Foi uma declaração extraordinária sobre o ataque, que resultou em nove mortes e 150 policiais feridos após apoiadores de Trump invadirem o Capitólio na tentativa de impedir a certificação da vitória do democrata Joe Biden na eleição de 2020, incitados pelas falsas alegações do então presidente de que o pleito fora fraudado.
A resolução de censura marca o esforço mais contundente do Partido Republicano de minimizar a invasão. Ao optar por punir dois dos seus legisladores, os republicanos aparentam ter adotado uma posição que muitos deles apenas insinuaram: que o ataque e as ações que o precederam eram aceitáveis. A moção de censura ocorre dias após Trump sugerir que, se eleito em 2024, avaliaria indultar os condenados pelo ataque de 2021, pela primeira vez reconhecendo seu objetivo de “derrubar” os resultados das eleições.
A resolução, cuja conteúdo foi divulgado antecipadamente pela Reuters, diz que as ações de Cheney e Kinzinger prejudicaram os esforços republicanos de reconquistar as maiorias nas duas Casas do Congresso, afirmando que o CNR “cessará imediatamente todo e qualquer apoio aos dois membros do partido.
Na prática, a medida facilita ao aparato republicano abandonar Cheney —que pretende buscar a reeleição este ano —e investir seu dinheiro e influência na sua principal desafiante nas primárias, Harriet Hageman, alinhada a Trump. Kinzinger já anunciara que não tentará se reeleger.
‘REFÉNS DE TRUMP’
Cheney disse que os líderes do partido “se tornaram reféns voluntários” de Trump. “Não reconheço aqueles do meu partido que abandonaram a Constituição para abraçar Donald Trump”, afirmou a deputada na quinta-feira. “A História os julgará. Nunca vou parar de lutar por nossa república constitucional”

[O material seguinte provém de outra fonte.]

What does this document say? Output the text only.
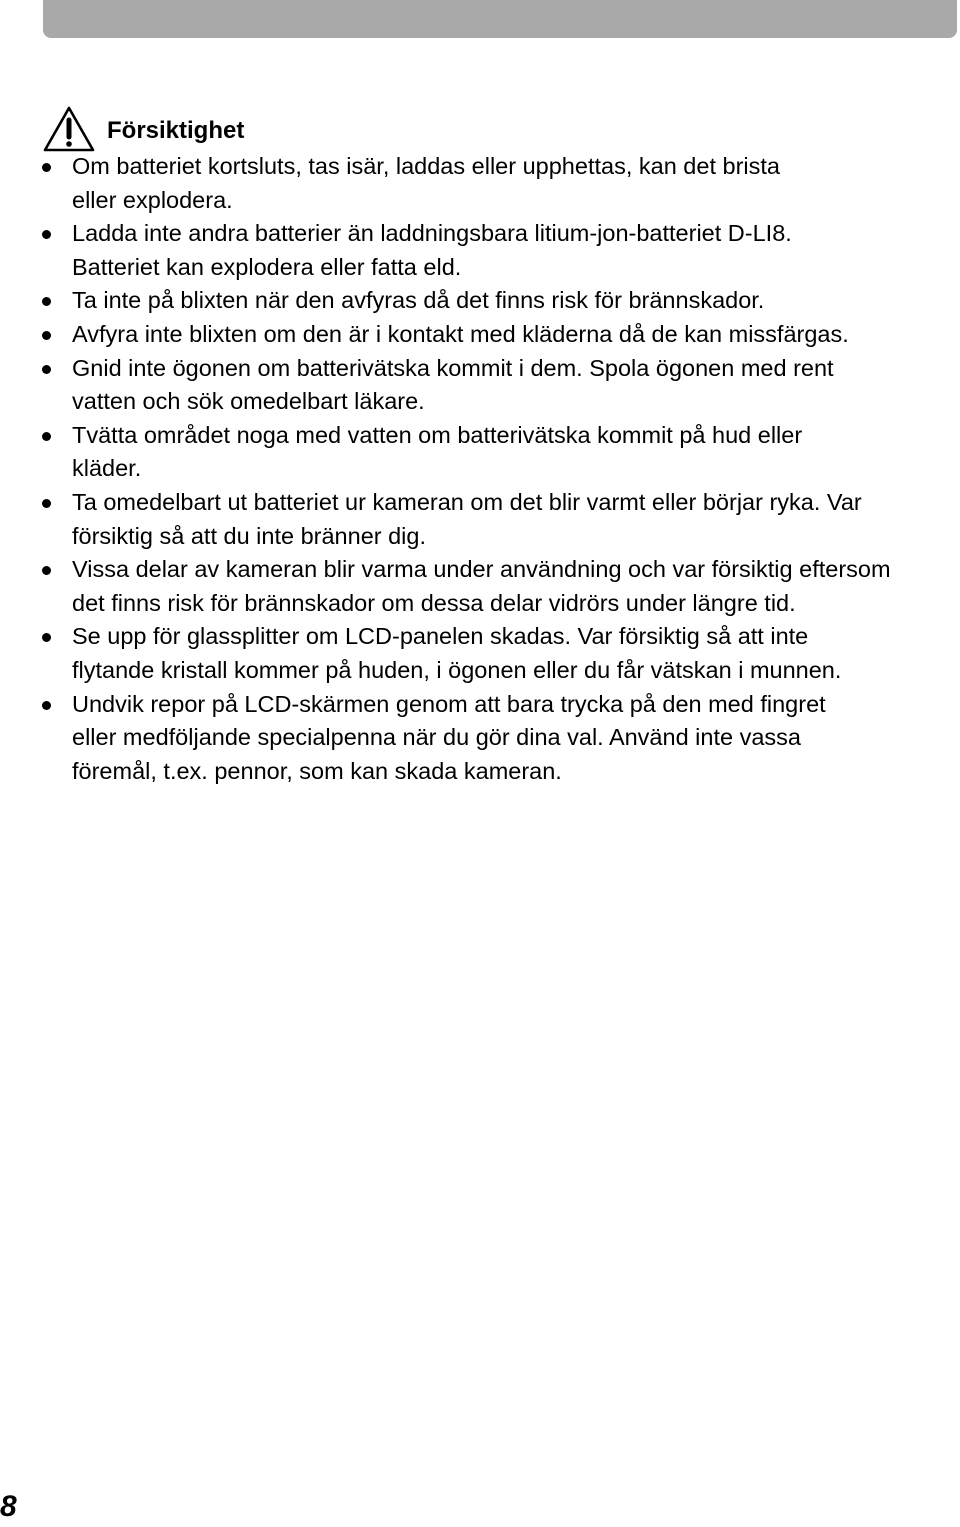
Försiktighet
Om batteriet kortsluts, tas isär, laddas eller upphettas, kan det brista
eller explodera.
Ladda inte andra batterier än laddningsbara litium-jon-batteriet D-LI8.
Batteriet kan explodera eller fatta eld.
Ta inte på blixten när den avfyras då det finns risk för brännskador.
Avfyra inte blixten om den är i kontakt med kläderna då de kan missfärgas.
Gnid inte ögonen om batterivätska kommit i dem. Spola ögonen med rent
vatten och sök omedelbart läkare.
Tvätta området noga med vatten om batterivätska kommit på hud eller
kläder.
Ta omedelbart ut batteriet ur kameran om det blir varmt eller börjar ryka. Var
försiktig så att du inte bränner dig.
Vissa delar av kameran blir varma under användning och var försiktig eftersom
det finns risk för brännskador om dessa delar vidrörs under längre tid.
Se upp för glassplitter om LCD-panelen skadas. Var försiktig så att inte
flytande kristall kommer på huden, i ögonen eller du får vätskan i munnen.
Undvik repor på LCD-skärmen genom att bara trycka på den med fingret
eller medföljande specialpenna när du gör dina val. Använd inte vassa
föremål, t.ex. pennor, som kan skada kameran.
8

Já Kinzinger disse que não se arrepende “da decisão de manter meu juramento de posse e defender a Constituição”.
Ontem, a maioria dos republicanos na Câmara tentou ignorar a resolução, não respondendo a perguntas. Os democratas, por outro lado, ficaram furiosos.
— O Partido Republicano está tão perdido que descreve uma tentativa de golpe e uma insurreição mortal como expressão política —criticou o deputado Jamie Raskin, de Maryland, membro da comissão da Câmara que investiga a invasão do Capitólio.